How much safer, since Zegler only has to exchange a few kisses with her on-screen partner, sans tongue, of course.
Out of fear and feigned celebration, Hollywood reduced eroticism to looks and the occasional touch. American society, which secretly consumes monstrous doses of porn, decided that for the sake of peace of mind it would be wisest to erase sex from its cinema productions.
And there is logic in this, because there is always the chance that an actress will regret that she once showed a little more flesh and passion than necessary. Even “50 Shades of Grey”, supposedly an emanation of modern eroticism and bold sex, was filmed shyly, somewhat shyly, and the chemistry between the characters was simply absent.
However, we, the viewers, remember the titles like “Primal Instinct”, “Boogie Nights”, “The Secretary”, “Eyes Wide Shut”. We remember how the fake orgasm in “When Harry Met Sally” brought real orgasms.
Between Sharon Stone and Michael Douglas, Maggie Gyllenhaal and James Spader, between Tom Cruise and Nicole Kidman, such currents flow on the screen that it even hits us. And no matter how many times we watch these films, we will always shiver because the footage is sincere, candid, shot and played with desire.
I’m watching “Nine and a Half Weeks” and I can’t imagine how someone called a sex scene specialist stood on the sidelines instructing Kim Basinger and Mickey Rourke on the most erotic way to eat cocktail cherries, shower themselves with champagne and have cinematic sex.
Now there are clearly such specialists, at least on paper, but in practice they erase the last drops of passion from the films they stand behind. For shock doses of erotica, goofy movies like “After”, “365 days” and the series Bridgerton are accepted, you will forgive me for the bad examples.

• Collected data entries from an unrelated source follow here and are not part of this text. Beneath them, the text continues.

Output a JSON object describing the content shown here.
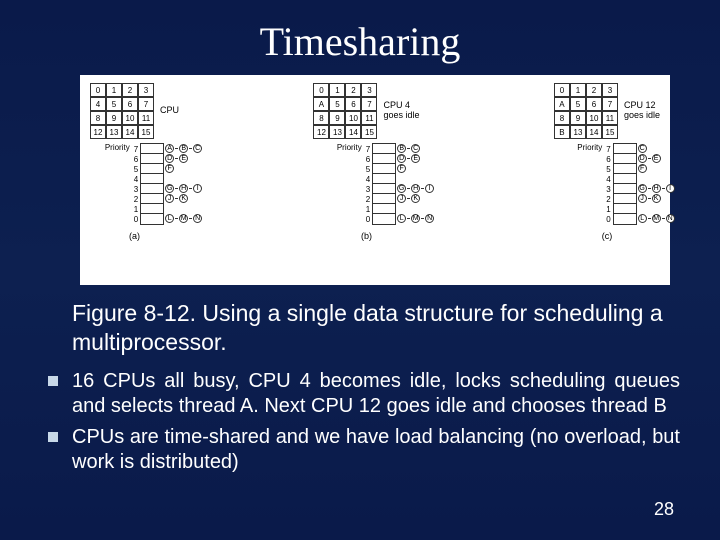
{
  "title": "Timesharing",
  "figure": {
    "panels": [
      {
        "grid": [
          "0",
          "1",
          "2",
          "3",
          "4",
          "5",
          "6",
          "7",
          "8",
          "9",
          "10",
          "11",
          "12",
          "13",
          "14",
          "15"
        ],
        "side_label": "CPU",
        "priority_word": "Priority",
        "priority_numbers": [
          "7",
          "6",
          "5",
          "4",
          "3",
          "2",
          "1",
          "0"
        ],
        "chains": {
          "7": [
            "A",
            "B",
            "C"
          ],
          "6": [
            "D",
            "E"
          ],
          "5": [
            "F"
          ],
          "3": [
            "G",
            "H",
            "I"
          ],
          "2": [
            "J",
            "K"
          ],
          "0": [
            "L",
            "M",
            "N"
          ]
        },
        "sub": "(a)"
      },
      {
        "grid": [
          "0",
          "1",
          "2",
          "3",
          "A",
          "5",
          "6",
          "7",
          "8",
          "9",
          "10",
          "11",
          "12",
          "13",
          "14",
          "15"
        ],
        "side_label": "CPU 4\ngoes idle",
        "priority_word": "Priority",
        "priority_numbers": [
          "7",
          "6",
          "5",
          "4",
          "3",
          "2",
          "1",
          "0"
        ],
        "chains": {
          "7": [
            "B",
            "C"
          ],
          "6": [
            "D",
            "E"
          ],
          "5": [
            "F"
          ],
          "3": [
            "G",
            "H",
            "I"
          ],
          "2": [
            "J",
            "K"
          ],
          "0": [
            "L",
            "M",
            "N"
          ]
        },
        "sub": "(b)"
      },
      {
        "grid": [
          "0",
          "1",
          "2",
          "3",
          "A",
          "5",
          "6",
          "7",
          "8",
          "9",
          "10",
          "11",
          "B",
          "13",
          "14",
          "15"
        ],
        "side_label": "CPU 12\ngoes idle",
        "priority_word": "Priority",
        "priority_numbers": [
          "7",
          "6",
          "5",
          "4",
          "3",
          "2",
          "1",
          "0"
        ],
        "chains": {
          "7": [
            "C"
          ],
          "6": [
            "D",
            "E"
          ],
          "5": [
            "F"
          ],
          "3": [
            "G",
            "H",
            "I"
          ],
          "2": [
            "J",
            "K"
          ],
          "0": [
            "L",
            "M",
            "N"
          ]
        },
        "sub": "(c)"
      }
    ]
  },
  "caption": "Figure 8-12. Using a single data structure for scheduling a multiprocessor.",
  "bullets": [
    "16 CPUs all busy, CPU 4 becomes idle, locks scheduling queues and selects thread A. Next CPU 12 goes idle and chooses thread B",
    "CPUs are time-shared and we have load balancing (no overload, but work is distributed)"
  ],
  "page_number": "28"
}
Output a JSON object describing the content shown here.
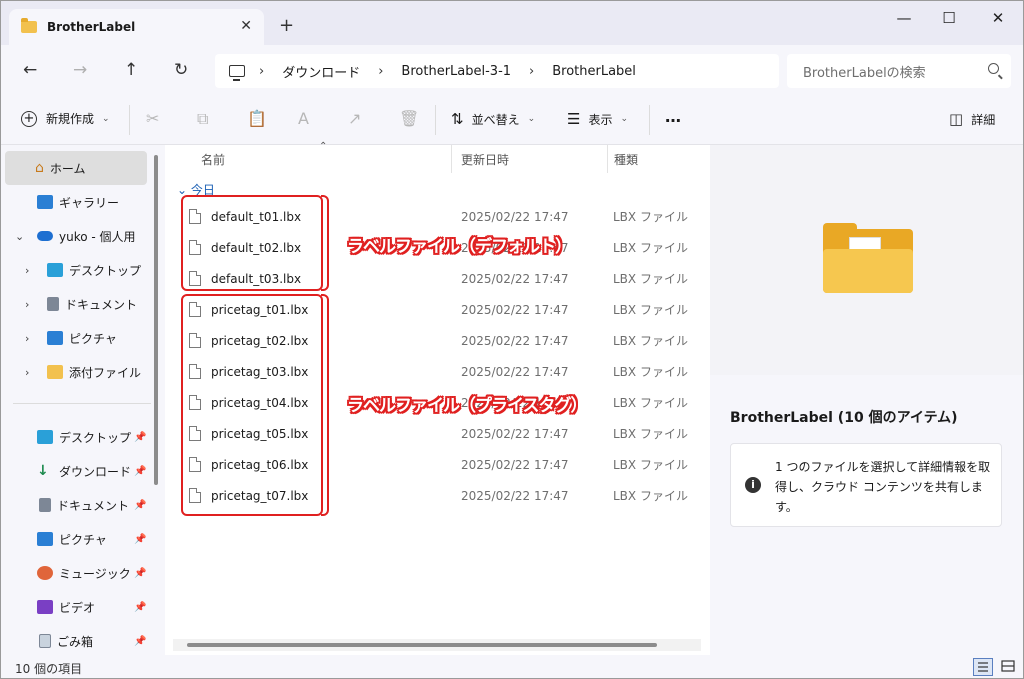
{
  "window": {
    "tab_title": "BrotherLabel",
    "tab_close": "✕",
    "new_tab": "+",
    "controls": {
      "minimize": "—",
      "maximize": "☐",
      "close": "✕"
    }
  },
  "nav": {
    "back": "←",
    "forward": "→",
    "up": "↑",
    "refresh": "↻",
    "breadcrumbs": [
      "ダウンロード",
      "BrotherLabel-3-1",
      "BrotherLabel"
    ],
    "crumb_separator": "›",
    "search_placeholder": "BrotherLabelの検索"
  },
  "toolbar": {
    "new_label": "新規作成",
    "new_icon": "+",
    "cut_icon": "✂",
    "copy_icon": "⧉",
    "paste_icon": "📋",
    "rename_icon": "A",
    "share_icon": "↗",
    "delete_icon": "🗑",
    "sort_icon": "⇅",
    "sort_label": "並べ替え",
    "view_icon": "☰",
    "view_label": "表示",
    "more_label": "…",
    "details_icon": "◫",
    "details_label": "詳細",
    "caret": "⌄"
  },
  "sidebar": {
    "home": "ホーム",
    "gallery": "ギャラリー",
    "onedrive": "yuko - 個人用",
    "onedrive_children": [
      "デスクトップ",
      "ドキュメント",
      "ピクチャ",
      "添付ファイル"
    ],
    "quick_access": [
      "デスクトップ",
      "ダウンロード",
      "ドキュメント",
      "ピクチャ",
      "ミュージック",
      "ビデオ",
      "ごみ箱"
    ],
    "pin": "📌",
    "chevron_right": "›",
    "chevron_down": "⌄"
  },
  "columns": {
    "name": "名前",
    "modified": "更新日時",
    "type": "種類",
    "sort_arrow": "⌃"
  },
  "group": {
    "label": "今日",
    "chevron": "⌄"
  },
  "files": [
    {
      "name": "default_t01.lbx",
      "date": "2025/02/22 17:47",
      "type": "LBX ファイル"
    },
    {
      "name": "default_t02.lbx",
      "date": "2025/02/22 17:47",
      "type": "LBX ファイル"
    },
    {
      "name": "default_t03.lbx",
      "date": "2025/02/22 17:47",
      "type": "LBX ファイル"
    },
    {
      "name": "pricetag_t01.lbx",
      "date": "2025/02/22 17:47",
      "type": "LBX ファイル"
    },
    {
      "name": "pricetag_t02.lbx",
      "date": "2025/02/22 17:47",
      "type": "LBX ファイル"
    },
    {
      "name": "pricetag_t03.lbx",
      "date": "2025/02/22 17:47",
      "type": "LBX ファイル"
    },
    {
      "name": "pricetag_t04.lbx",
      "date": "2025/02/22 17:47",
      "type": "LBX ファイル"
    },
    {
      "name": "pricetag_t05.lbx",
      "date": "2025/02/22 17:47",
      "type": "LBX ファイル"
    },
    {
      "name": "pricetag_t06.lbx",
      "date": "2025/02/22 17:47",
      "type": "LBX ファイル"
    },
    {
      "name": "pricetag_t07.lbx",
      "date": "2025/02/22 17:47",
      "type": "LBX ファイル"
    }
  ],
  "annotations": {
    "default_label": "ラベルファイル（デフォルト）",
    "pricetag_label": "ラベルファイル（プライスタグ）",
    "color": "#e02020"
  },
  "details": {
    "title": "BrotherLabel (10 個のアイテム)",
    "info_icon": "i",
    "info_text": "1 つのファイルを選択して詳細情報を取得し、クラウド コンテンツを共有します。"
  },
  "status": {
    "count": "10 個の項目"
  }
}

According to women’s magazines such as Cosmopolitan, these productions were even “better than porn”, although at least there is some realism in the adult industry. Such has long been missing in conventional cinema, where more and more often women have sex in bras.
And we are left with the hope that the wave of #MeToo will eventually pass and real cinematic sex will resurface in its wake.
But not the self-serving one that we see in Bridgerton and “365 days”, but those that are exactly in place and with all their density and saturation only help the development of the plot.
Yes, Hollywood, thank you in advance for the moment you come to your senses!